福島県郡山市日和田町 蛇骨地蔵堂


蛇骨地蔵堂は養老7年(712)に松浦佐世姫が開山したと伝えられる。
説経『まつら長者』のさよ姫だ。



蛇骨地蔵堂のいわれは以下の通り。

日和田の領主であった浅香左衛門尉忠繁には、あやめ姫という美しい娘があった。家臣の安積玄蕃が求婚したが、忠繁に拒絶され、それを怨みとして主家を滅ぼしてしまった。

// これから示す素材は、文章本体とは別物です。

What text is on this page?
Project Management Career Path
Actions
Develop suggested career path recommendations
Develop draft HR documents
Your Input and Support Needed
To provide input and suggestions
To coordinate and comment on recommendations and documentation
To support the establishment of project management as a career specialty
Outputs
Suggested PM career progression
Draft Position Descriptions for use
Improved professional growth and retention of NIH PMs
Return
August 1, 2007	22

さらに残されたあやめ姫に言い寄ったが、姫はついに沼に身を投げて命を絶ってしまった。「死に変わり生き変わり、おまえの仇を討つであろうと」。
あまりの怨みのために姫は大蛇と化し、玄蕃一族を祟って滅ぼした。

それでもなお大蛇は怒り狂い、この地方を荒らし、困った村人は神に祈り、毎年一人ずつ3月24日に娘を人身御供として差し出した。

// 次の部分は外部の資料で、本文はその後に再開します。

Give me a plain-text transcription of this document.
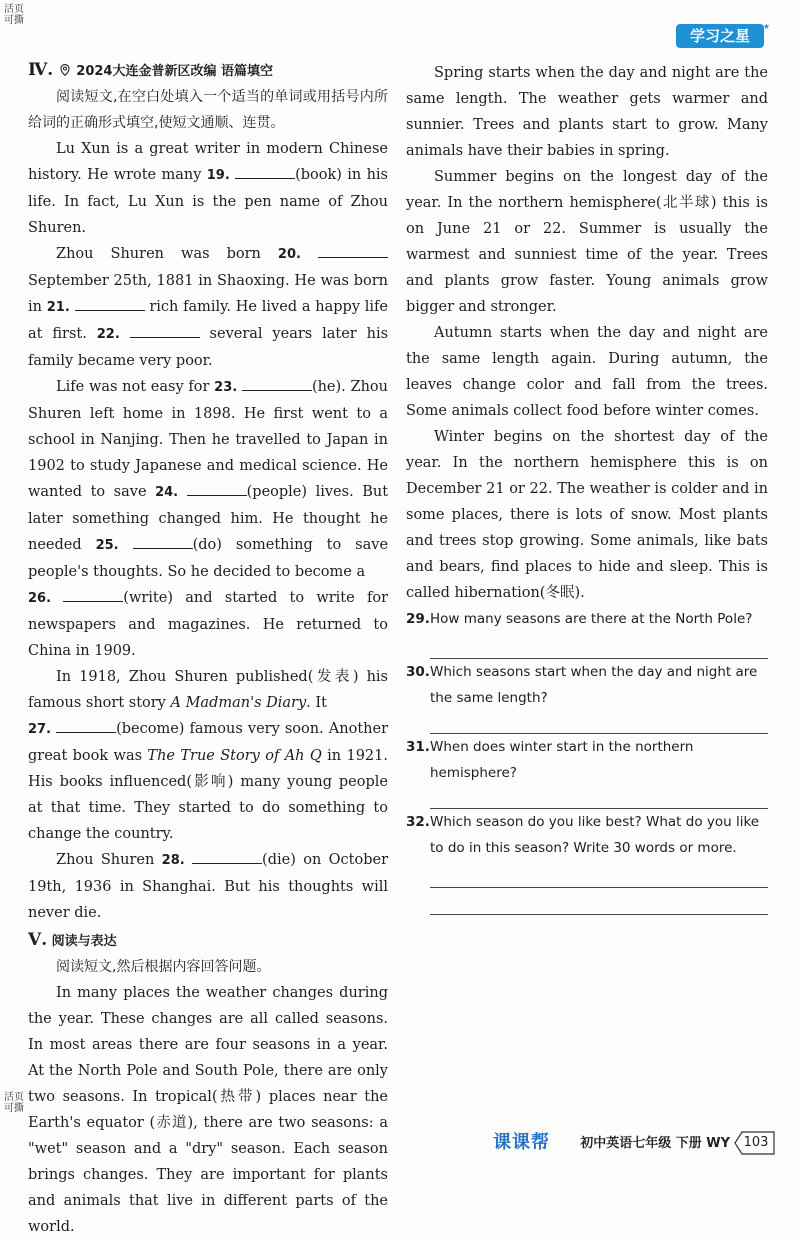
活页可撕
活页可撕
学习之星
★
Ⅳ. 2024大连金普新区改编 语篇填空

阅读短文,在空白处填入一个适当的单词或用括号内所给词的正确形式填空,使短文通顺、连贯。

Lu Xun is a great writer in modern Chinese history. He wrote many 19.	(book) in his life. In fact, Lu Xun is the pen name of Zhou Shuren.

Zhou Shuren was born 20.  September 25th, 1881 in Shaoxing. He was born in 21.	rich family. He lived a happy life at first. 22.	several years later his family became very poor.

Life was not easy for 23.	(he). Zhou Shuren left home in 1898. He first went to a school in Nanjing. Then he travelled to Japan in 1902 to study Japanese and medical science. He wanted to save 24.	(people) lives. But later something changed him. He thought he needed 25.	(do) something to save people's thoughts. So he decided to become a
26.	(write) and started to write for newspapers and magazines. He returned to China in 1909.

In 1918, Zhou Shuren published(发表) his famous short story A Madman's Diary. It
27.	(become) famous very soon. Another great book was The True Story of Ah Q in 1921. His books influenced(影响) many young people at that time. They started to do something to change the country.

Zhou Shuren 28.	(die) on October 19th, 1936 in Shanghai. But his thoughts will never die.

Ⅴ. 阅读与表达

阅读短文,然后根据内容回答问题。

In many places the weather changes during the year. These changes are all called seasons. In most areas there are four seasons in a year. At the North Pole and South Pole, there are only two seasons. In tropical(热带) places near the Earth's equator (赤道), there are two seasons: a "wet" season and a "dry" season. Each season brings changes. They are important for plants and animals that live in different parts of the world.

Spring starts when the day and night are the same length. The weather gets warmer and sunnier. Trees and plants start to grow. Many animals have their babies in spring.

Summer begins on the longest day of the year. In the northern hemisphere(北半球) this is on June 21 or 22. Summer is usually the warmest and sunniest time of the year. Trees and plants grow faster. Young animals grow bigger and stronger.

Autumn starts when the day and night are the same length again. During autumn, the leaves change color and fall from the trees. Some animals collect food before winter comes.

Winter begins on the shortest day of the year. In the northern hemisphere this is on December 21 or 22. The weather is colder and in some places, there is lots of snow. Most plants and trees stop growing. Some animals, like bats and bears, find places to hide and sleep. This is called hibernation(冬眠).

29. How many seasons are there at the North Pole?
30. Which seasons start when the day and night are the same length?
31. When does winter start in the northern hemisphere?
32. Which season do you like best? What do you like to do in this season? Write 30 words or more.
课课帮 初中英语七年级 下册 WY	103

33人目の人身御供に選ばれた娘の父が片平村の権勘太夫だった。権勘大夫は娘の命を救うべく大和国長谷観音に詣でて、佐世姫という娘と出会う。佐世姫は話を聞くと、自らが代わりに犠牲になると言った。

佐世姫は人身御供となって、沼のほとりに置かれた。そして一心に法華経を唱えていると、大蛇が現れた。ところが大蛇はその法華経によって天女の姿に変わっていき、昇天した。
残された蛇骨で地蔵を作って祀ったところ、日和田の里に平和が訪れた。



この地蔵堂の裏には、大蛇の人身御供となった32人の娘と佐世姫を供養するための三十三観音像が安置されている。
と案内にはあるけれど、これは、「ここで一気に三十三観音札所巡り」と祀られた33体の観音像が、さよ姫伝説と結びついたのですね。




第30番は竹生島

西国三十三所第三十番札所 竹生島宝厳寺(ほうごんじ)。本尊は弁才天
観音堂本尊は千手観音。開基(創立者)は行基とされている。
音霊場であるとともに、弁才天信仰の聖地。日本三大弁才天の1つ。

説経「まつら長者」では、さよ姫は後に竹生島弁才天になる。

そういえば、さよ姫もまた、両親が、西国三十三所第八番の札所の長谷観音に詣でて授かった子なのだった。